3. What's your patch SLA — and does it account for AI-speed discovery?
If an AI can find and weaponize a vulnerability in hours, a 30-day patch window isn't a risk-managed timeline — it's an open door.

4. Are your AI agents governed by policy, or by trust?
Most organizations deploy AI agents with broad permissions and rely on the agent behaving as intended. That's trust, not governance. Policy means: defined boundaries, enforced at runtime, logged, auditable.

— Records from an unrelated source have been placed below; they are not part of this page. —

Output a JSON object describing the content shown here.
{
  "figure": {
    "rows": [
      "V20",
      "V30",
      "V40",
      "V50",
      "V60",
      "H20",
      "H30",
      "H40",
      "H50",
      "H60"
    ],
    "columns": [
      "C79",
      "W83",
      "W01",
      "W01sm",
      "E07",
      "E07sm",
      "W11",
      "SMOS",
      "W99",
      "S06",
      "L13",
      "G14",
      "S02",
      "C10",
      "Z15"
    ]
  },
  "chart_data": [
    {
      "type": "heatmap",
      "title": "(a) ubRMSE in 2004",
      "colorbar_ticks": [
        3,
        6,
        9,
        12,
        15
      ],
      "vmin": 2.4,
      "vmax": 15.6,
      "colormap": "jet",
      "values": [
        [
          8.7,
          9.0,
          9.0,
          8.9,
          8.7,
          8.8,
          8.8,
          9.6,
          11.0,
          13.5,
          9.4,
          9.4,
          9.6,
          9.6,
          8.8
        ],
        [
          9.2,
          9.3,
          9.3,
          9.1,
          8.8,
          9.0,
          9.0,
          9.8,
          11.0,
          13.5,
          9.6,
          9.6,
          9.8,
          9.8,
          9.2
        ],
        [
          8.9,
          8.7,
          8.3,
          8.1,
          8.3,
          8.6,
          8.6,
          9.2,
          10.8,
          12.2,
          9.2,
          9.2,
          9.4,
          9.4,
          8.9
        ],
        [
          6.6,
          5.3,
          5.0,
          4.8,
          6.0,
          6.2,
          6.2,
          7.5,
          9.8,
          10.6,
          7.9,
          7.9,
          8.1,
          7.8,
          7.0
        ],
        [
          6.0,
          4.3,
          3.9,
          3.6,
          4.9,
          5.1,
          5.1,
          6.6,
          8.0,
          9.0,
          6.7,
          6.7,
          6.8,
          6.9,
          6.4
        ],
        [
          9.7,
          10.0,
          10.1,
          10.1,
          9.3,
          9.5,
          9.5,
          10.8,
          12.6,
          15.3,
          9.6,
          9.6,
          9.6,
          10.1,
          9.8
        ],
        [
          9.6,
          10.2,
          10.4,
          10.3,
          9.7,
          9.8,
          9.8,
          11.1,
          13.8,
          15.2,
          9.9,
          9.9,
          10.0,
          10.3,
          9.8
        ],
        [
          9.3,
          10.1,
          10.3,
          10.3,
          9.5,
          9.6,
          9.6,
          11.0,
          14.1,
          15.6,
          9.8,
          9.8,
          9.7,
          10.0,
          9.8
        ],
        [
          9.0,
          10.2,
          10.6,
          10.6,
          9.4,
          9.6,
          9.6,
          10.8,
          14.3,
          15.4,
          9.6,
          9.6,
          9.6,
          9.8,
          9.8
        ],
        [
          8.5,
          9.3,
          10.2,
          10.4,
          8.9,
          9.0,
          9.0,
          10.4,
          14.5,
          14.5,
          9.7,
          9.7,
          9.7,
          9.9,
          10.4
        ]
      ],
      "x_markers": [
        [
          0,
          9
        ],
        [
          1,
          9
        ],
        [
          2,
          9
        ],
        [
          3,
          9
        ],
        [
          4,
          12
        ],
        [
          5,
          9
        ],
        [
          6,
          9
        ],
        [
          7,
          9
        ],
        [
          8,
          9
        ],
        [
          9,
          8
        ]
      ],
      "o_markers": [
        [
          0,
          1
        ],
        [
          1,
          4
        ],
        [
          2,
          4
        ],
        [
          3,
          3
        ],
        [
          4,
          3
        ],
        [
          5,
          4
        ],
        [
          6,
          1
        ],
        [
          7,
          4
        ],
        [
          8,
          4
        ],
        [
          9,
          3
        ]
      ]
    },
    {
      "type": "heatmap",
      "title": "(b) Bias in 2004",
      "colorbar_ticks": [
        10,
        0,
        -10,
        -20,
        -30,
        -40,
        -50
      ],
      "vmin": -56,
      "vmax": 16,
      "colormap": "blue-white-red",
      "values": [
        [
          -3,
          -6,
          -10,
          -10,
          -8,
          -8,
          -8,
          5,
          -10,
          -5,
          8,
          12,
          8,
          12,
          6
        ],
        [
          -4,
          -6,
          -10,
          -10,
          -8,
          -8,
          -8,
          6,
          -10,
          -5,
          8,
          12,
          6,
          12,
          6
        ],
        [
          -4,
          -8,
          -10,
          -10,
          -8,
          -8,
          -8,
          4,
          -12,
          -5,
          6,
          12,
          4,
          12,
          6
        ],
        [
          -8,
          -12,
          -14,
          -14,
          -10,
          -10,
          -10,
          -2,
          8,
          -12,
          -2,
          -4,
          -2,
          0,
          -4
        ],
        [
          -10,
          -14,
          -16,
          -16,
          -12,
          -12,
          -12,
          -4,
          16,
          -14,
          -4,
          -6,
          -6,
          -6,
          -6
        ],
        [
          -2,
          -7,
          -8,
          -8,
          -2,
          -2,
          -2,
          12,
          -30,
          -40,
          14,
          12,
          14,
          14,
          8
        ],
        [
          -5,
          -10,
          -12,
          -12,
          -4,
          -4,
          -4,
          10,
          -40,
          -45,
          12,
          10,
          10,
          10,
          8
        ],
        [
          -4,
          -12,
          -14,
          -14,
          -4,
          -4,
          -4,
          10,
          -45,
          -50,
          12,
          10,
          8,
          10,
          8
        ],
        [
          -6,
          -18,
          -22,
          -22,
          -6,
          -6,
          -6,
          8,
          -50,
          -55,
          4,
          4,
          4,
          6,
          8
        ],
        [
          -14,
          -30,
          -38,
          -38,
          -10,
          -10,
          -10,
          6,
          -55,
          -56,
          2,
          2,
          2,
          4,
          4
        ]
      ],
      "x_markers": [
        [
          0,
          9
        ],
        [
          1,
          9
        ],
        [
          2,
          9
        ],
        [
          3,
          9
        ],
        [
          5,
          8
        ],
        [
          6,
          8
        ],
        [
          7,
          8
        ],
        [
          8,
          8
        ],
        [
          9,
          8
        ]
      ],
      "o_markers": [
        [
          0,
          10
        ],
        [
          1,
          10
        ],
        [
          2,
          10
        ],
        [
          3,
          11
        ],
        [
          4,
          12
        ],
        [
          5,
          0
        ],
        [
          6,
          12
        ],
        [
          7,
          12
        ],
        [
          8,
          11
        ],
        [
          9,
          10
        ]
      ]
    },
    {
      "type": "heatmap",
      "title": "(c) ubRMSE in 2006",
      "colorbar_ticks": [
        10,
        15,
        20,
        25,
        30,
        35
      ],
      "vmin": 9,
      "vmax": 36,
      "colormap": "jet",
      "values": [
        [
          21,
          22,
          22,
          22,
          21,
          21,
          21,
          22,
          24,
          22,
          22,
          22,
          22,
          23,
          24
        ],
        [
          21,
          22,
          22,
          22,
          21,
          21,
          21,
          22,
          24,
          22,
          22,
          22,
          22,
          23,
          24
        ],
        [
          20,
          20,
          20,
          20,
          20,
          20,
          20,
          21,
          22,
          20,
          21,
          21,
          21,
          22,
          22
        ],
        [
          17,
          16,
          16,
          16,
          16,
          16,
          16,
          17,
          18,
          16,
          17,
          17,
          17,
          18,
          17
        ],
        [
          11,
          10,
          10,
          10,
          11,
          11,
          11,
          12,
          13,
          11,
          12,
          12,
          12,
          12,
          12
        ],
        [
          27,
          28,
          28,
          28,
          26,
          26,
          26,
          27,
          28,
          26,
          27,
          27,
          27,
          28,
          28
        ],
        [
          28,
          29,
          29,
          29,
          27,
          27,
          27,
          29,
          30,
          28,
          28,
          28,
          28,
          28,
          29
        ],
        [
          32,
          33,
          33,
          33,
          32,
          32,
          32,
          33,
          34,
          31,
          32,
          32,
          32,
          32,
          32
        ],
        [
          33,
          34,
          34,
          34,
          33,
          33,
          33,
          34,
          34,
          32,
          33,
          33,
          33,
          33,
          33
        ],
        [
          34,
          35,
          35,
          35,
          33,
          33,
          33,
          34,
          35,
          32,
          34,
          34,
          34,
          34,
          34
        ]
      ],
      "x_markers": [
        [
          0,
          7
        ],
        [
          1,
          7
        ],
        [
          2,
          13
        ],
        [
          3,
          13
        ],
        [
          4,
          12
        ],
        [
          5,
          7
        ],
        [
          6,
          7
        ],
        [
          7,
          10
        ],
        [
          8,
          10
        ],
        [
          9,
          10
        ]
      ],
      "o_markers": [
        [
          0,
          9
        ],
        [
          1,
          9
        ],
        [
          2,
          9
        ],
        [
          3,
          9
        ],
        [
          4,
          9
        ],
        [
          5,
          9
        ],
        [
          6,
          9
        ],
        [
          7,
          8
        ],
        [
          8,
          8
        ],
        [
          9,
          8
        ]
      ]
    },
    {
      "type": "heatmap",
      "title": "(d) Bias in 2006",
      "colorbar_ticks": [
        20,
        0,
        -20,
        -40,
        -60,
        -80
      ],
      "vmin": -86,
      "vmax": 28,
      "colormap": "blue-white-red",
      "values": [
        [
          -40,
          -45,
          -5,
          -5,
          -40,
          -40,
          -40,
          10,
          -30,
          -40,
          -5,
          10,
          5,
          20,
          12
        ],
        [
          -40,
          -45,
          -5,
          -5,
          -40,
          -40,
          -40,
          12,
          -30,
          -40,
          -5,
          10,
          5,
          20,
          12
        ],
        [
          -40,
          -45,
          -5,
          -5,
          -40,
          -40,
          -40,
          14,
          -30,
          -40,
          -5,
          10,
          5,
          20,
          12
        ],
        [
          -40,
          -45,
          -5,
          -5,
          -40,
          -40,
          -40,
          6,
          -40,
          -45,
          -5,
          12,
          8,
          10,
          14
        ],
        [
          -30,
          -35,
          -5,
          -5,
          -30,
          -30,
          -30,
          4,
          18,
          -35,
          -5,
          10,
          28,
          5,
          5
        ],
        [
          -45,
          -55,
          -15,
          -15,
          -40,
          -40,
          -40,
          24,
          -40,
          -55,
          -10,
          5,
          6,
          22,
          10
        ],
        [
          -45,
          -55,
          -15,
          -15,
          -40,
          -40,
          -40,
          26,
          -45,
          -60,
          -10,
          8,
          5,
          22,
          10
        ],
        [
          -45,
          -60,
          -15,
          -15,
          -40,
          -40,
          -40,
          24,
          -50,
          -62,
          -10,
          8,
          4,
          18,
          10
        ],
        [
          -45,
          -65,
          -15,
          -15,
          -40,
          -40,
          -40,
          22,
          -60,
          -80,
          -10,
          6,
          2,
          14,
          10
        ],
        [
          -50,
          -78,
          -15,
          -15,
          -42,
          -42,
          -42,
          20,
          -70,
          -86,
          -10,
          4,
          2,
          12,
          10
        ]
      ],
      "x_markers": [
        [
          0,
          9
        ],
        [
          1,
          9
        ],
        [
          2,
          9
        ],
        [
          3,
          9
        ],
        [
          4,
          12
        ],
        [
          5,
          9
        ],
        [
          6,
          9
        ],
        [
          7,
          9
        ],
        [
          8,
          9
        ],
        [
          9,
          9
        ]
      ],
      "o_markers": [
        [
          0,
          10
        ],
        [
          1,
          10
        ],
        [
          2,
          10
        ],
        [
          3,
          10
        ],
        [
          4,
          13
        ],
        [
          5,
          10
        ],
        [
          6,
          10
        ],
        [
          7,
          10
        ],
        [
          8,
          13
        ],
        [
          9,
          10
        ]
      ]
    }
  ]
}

5. Who in your organization owns the AI attack surface?
Not "who owns AI strategy." Who owns the security of AI systems? In many organizations, the answer is nobody — or everybody, which amounts to the same thing.

What Comes Next

Anthropic's Mythos research is one data point in a larger shift. Google's Big Sleep project found a real vulnerability in SQLite using a similar approach. The trajectory is clear: AI will get better at finding and exploiting vulnerabilities, not worse.

The organizations that navigate this transition well won't be the ones that panic. They'll be the ones that honestly assess which of their security assumptions still hold, which ones don't, and what new capabilities they need to close the gap.

The offense just got AI. The defense is still catching up.

This post is based on publicly available research, including Anthropic's Mythos Preview cybersecurity capabilities report (April 2026), Google's Project Big Sleep, and industry analysis from NIST, CISA, and the broader security research community.